COMENTARIO
En Dt 7,1-6.25-26; 13,13-19 y sobre todo en 20,16-18 se dan normas precisas sobre el anatema y se insta a Israel a atenerse fielmente a ellas para no contaminarse con la idolatría de los pueblos cananeos. Esta normativa, que para nuestra mentalidad resulta incomprensible y aparece como feroz e inhumana, hay que entenderla en su contexto histórico y en el marco del desarrollo progresivo de la revelación divina. De una parte, refleja una práctica habitual en la antigüedad; pero además, en las leyes bíblicas, está regulada con enorme fuerza porque tiene un poder disuasorio, ya que, si el botín que se pueda alcanzar (tesoros, animales o personas que se utilizarían como servidores) ha de ser destruido, no tiene sentido emprender una guerra por afán de avaricia. Se modera de este modo la belicosidad impulsada por la codicia. Pese a todo, conviene tener presente que se trata de una disposición transitoria sólo vigente para aquellos tiempos, por lo que no sería adecuado aducir éste ni ningún otro pasaje de la Sagrada Escritura para justificar la violencia ni los crímenes. La manifestación de Dios a los hombres se ha ido realizando poco a poco hasta alcanzar su plenitud en la encarnación del Verbo. En la predicación de Jesucristo es donde podemos encontrar el verdadero punto de referencia sobre el respeto a la vida y a las legítimas posesiones de los demás. En el Sermón de la Montaña el Señor dijo: «Amad a vuestros enemigos y rezad por los que os persigan, para que seáis hijos de vuestro Padre que está en los cielos, que hace salir su sol sobre buenos y malos, y hace llover sobre justos y pecadores» (Mt 5,44-45).

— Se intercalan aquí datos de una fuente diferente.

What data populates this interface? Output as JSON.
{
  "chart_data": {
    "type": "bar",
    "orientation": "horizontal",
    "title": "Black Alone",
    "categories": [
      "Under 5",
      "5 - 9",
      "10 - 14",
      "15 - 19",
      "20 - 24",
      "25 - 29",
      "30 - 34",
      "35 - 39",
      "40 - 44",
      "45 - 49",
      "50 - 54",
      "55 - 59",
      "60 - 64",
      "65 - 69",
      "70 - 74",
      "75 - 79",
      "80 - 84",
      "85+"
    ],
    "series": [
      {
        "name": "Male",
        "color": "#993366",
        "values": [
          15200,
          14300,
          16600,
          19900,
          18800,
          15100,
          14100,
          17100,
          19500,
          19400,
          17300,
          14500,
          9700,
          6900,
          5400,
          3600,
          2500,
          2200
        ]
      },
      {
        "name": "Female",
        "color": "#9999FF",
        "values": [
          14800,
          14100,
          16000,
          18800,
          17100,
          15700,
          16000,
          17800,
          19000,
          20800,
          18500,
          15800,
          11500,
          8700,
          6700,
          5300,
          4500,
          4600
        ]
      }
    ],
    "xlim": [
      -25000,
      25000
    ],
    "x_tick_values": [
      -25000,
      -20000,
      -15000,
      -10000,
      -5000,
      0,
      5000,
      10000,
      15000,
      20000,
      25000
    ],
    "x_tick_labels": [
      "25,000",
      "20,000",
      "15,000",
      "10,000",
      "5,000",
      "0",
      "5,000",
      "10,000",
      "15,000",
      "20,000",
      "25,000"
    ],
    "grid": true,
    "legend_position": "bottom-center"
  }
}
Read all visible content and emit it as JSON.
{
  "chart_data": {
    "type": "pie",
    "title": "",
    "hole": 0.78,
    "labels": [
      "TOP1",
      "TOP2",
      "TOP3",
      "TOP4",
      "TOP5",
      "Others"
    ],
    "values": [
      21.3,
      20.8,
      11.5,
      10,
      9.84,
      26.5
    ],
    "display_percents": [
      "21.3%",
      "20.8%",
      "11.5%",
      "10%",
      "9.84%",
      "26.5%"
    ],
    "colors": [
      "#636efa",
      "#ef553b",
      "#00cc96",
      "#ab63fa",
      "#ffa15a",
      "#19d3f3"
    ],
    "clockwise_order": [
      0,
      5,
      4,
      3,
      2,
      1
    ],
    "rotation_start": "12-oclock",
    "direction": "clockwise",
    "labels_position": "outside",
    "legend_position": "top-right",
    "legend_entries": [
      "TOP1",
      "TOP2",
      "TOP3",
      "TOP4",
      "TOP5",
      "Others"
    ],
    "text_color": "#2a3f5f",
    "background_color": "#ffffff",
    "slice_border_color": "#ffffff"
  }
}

En la literatura mística se encuentran interpretaciones alegóricas de ese mandato para ejemplificar que el alma ha de desprenderse de todo para acercase a Dios. En este sentido San Juan de la Cruz comenta que se ordena esa destrucción de todo «para que entendamos cómo para entrar en esta divina unión ha de morir todo lo que vive en el alma, poco y mucho, chico y grande, y el alma ha de quedar sin codicia de todo ello» (Subida al monte Carmelo 1,11,8).